Dr. Schmitz's advice against renal lithiasis or kidney stones

This time, we are dealing with a typical case of trying to eliminate crystalloidal type overloads following a fouling that the body tries to eliminate by the renal ways. The precipitation of substances, normally dissolved in blood plasma or urine, can be caused either by a metabolic disorder or by an excessive absorption of these substances.

Mineral salts, including calcium and oxalates from food, are normally present in the urine. However, an abnormally high level of mineral substances causes deposits of crystals that clump together in small masses to form stones. The formation of kidney stones depends greatly on the food ingested and also on the degree of acidity or alkalinity of the urine (depending on the type of stone). Appropriate dietary measures can eliminate more than half of the recurrences of kidney stones. Certain foods influence the urinary pH and can therefore play a preventive role.

 

5 dietary factors to consider in kidney stones.

- Fluids absorbed.

Drink lots of water! Swallowing a large amount of fluid reduces the potential damage from calcium, oxalate or any other mineral that can cause kidney stones. The reason is simple: water dilutes the concentration of these minerals in the urine.

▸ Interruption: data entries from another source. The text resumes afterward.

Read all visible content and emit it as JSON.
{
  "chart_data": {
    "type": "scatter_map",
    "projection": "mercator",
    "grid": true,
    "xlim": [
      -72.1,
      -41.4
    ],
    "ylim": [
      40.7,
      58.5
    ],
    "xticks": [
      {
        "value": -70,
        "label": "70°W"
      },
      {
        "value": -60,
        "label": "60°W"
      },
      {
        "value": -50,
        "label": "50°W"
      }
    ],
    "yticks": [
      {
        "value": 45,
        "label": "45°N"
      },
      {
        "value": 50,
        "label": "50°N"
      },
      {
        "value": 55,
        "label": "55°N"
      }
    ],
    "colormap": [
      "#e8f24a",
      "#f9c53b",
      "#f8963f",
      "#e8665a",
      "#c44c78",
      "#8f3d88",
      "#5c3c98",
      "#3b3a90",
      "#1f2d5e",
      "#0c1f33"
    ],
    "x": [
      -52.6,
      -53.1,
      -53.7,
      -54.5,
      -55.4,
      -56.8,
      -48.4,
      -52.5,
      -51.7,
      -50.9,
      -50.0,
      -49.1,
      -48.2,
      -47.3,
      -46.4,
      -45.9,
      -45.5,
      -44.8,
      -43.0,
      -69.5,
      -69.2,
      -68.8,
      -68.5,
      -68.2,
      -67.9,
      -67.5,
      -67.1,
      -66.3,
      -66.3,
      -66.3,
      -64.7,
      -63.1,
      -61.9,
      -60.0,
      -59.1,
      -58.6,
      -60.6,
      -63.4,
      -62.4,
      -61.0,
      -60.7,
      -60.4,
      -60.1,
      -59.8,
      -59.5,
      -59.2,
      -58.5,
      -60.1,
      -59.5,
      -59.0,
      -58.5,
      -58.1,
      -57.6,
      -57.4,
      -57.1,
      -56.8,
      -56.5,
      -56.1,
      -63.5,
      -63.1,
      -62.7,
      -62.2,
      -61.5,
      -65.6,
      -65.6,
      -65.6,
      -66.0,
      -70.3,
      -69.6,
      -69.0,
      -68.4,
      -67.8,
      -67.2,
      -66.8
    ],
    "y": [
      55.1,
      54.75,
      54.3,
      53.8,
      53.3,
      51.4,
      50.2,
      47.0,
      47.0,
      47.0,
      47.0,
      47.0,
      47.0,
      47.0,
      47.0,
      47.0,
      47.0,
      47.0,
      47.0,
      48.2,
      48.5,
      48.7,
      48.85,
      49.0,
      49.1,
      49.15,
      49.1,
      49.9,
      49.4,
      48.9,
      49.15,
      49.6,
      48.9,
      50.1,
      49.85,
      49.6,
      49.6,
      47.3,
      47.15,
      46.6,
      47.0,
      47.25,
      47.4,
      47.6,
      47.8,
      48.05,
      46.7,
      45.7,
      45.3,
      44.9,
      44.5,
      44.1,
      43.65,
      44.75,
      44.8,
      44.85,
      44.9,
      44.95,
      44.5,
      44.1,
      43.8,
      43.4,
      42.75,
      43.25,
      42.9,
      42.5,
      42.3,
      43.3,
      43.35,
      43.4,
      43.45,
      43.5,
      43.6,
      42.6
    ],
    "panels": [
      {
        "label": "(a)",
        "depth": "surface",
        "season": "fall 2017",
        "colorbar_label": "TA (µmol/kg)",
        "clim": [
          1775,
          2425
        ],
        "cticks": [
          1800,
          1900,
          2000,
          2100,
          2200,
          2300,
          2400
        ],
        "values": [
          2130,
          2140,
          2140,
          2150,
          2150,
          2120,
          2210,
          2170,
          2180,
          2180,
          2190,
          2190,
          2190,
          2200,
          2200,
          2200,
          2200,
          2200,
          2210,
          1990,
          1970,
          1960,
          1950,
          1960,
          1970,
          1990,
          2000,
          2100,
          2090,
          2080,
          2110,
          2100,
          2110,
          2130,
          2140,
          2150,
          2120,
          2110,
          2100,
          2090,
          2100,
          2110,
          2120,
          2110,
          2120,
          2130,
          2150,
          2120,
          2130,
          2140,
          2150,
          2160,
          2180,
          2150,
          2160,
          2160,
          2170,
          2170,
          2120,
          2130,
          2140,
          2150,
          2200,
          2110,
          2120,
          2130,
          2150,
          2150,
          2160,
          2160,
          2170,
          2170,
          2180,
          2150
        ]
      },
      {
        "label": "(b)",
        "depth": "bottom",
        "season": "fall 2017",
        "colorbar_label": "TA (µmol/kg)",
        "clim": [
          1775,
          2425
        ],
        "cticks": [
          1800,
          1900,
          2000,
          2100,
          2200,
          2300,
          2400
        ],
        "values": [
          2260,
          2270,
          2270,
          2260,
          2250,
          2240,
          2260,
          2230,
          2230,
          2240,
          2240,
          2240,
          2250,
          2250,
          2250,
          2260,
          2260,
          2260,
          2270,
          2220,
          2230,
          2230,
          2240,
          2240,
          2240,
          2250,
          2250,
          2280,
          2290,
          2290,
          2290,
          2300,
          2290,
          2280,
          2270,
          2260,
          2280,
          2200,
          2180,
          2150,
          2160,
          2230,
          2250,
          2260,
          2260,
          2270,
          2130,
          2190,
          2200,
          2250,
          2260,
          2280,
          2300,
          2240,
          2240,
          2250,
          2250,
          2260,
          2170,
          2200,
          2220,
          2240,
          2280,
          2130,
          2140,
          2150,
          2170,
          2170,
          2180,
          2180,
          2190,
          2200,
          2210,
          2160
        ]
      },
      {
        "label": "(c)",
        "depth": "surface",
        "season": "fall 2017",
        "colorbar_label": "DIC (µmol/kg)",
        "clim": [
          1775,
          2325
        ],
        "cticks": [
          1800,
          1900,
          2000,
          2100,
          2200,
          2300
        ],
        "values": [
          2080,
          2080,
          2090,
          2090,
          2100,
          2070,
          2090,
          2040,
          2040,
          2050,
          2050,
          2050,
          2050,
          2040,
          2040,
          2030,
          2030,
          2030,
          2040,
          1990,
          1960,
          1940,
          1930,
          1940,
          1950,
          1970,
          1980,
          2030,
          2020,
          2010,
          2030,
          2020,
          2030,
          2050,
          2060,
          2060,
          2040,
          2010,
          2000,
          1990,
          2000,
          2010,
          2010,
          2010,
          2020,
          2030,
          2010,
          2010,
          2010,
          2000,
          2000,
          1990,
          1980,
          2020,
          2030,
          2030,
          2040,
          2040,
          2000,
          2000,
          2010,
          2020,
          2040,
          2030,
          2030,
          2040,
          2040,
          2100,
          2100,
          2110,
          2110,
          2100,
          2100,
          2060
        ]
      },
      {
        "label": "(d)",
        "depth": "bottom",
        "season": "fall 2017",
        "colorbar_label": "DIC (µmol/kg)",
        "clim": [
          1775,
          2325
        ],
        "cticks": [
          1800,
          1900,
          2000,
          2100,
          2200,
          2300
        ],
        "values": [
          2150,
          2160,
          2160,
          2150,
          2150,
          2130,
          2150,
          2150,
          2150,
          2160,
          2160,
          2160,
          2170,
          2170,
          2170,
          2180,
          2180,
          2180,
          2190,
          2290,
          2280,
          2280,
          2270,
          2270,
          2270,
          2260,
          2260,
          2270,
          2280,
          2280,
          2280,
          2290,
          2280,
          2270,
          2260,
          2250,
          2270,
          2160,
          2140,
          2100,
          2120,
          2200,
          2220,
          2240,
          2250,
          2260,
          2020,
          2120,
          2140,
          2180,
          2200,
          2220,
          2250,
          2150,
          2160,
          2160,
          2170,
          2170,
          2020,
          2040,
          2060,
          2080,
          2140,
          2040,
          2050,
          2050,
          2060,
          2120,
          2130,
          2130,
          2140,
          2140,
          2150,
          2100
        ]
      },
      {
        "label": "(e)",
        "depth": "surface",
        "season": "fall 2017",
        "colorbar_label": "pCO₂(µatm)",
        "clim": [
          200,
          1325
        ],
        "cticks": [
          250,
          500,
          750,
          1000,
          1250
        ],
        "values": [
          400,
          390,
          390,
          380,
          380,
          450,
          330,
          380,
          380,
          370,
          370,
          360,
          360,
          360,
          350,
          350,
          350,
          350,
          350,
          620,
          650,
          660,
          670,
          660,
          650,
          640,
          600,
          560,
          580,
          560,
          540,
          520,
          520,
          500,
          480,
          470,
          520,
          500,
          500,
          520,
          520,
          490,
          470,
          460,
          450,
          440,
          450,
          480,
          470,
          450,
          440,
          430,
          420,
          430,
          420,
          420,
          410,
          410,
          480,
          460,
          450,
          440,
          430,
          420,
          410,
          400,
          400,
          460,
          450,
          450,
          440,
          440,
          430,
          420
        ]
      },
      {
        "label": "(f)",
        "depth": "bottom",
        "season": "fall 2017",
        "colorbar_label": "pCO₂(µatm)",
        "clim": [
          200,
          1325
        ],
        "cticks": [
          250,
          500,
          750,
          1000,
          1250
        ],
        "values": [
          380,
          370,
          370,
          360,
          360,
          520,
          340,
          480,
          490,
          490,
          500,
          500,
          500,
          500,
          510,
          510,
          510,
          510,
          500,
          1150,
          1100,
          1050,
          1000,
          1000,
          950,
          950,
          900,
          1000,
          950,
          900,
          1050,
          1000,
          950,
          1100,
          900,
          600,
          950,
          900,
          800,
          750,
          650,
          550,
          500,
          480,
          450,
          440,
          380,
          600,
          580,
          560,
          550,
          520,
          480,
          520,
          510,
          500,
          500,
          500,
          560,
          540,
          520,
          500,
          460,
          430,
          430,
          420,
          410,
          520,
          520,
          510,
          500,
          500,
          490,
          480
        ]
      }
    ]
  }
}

During the day, you should consume at least eight glasses of liquid and in hot weather, double this volume.

Tea, hot chocolate, citrus juice and very sweet soft drinks should be consumed in moderation, especially if you are on a diet that limits calcium and oxalate intake. Remember that many beverages quench thirst, but do not really hydrate the tissues. To obtain a true hydration of the tissues, it is water that must be absorbed!

What about alcohol?

It is believed to raise the level of calcium and uric acid in the urine. Beer, especially keg beer, contains oxalates. Those who suffer from kidney stones should therefore consume as little as possible.

 

- Reducing salt intake.

Another way to reduce the risk of forming new stones is to reduce salt intake to lower the calcium content of the urine. People with high calcium levels in their urine should eliminate salt in food preparation or seasoning and remove all processed foods high in sodium from the menu: bacon and other cured meats, olives, canned foods (except salt-free diet foods), sauerkraut, smoked fish, frozen meals and casseroles (except low-salt products).

 

- Animal Protein

You should also reduce your meat consumption. Animal proteins can increase the concentration of basic constituents of the urine (calcium, oxalates and uric acid) and thus promote stone formation.

 

- Oxalates

Oxalates, when combined with calcium, can form stones. High levels of these salts are frequently found in the urine of patients who are susceptible to precipitate formation. That's why it's important not to eat too many foods that contain large amounts of it.

 

- Calcium

Because calcium is the primary component of kidney stones, it is often believed that a significant reduction in calcium intake in the diet is sufficient to control the disease; however, too drastic a reduction in dietary calcium intake may increase the level of oxalates, thus promoting the formation of new stones. It is also important to know that calcium does not cause as much deposition as protein does. Calcium would have the effect of retaining dietary oxalates in the intestines, thus preventing them from passing into the bloodstream and making their way to the kidneys where the crystals that cause stones are formed. Two or three servings of dairy products or other calcium-rich foods per day - a total of 800 mg per day - would be acceptable, but not required.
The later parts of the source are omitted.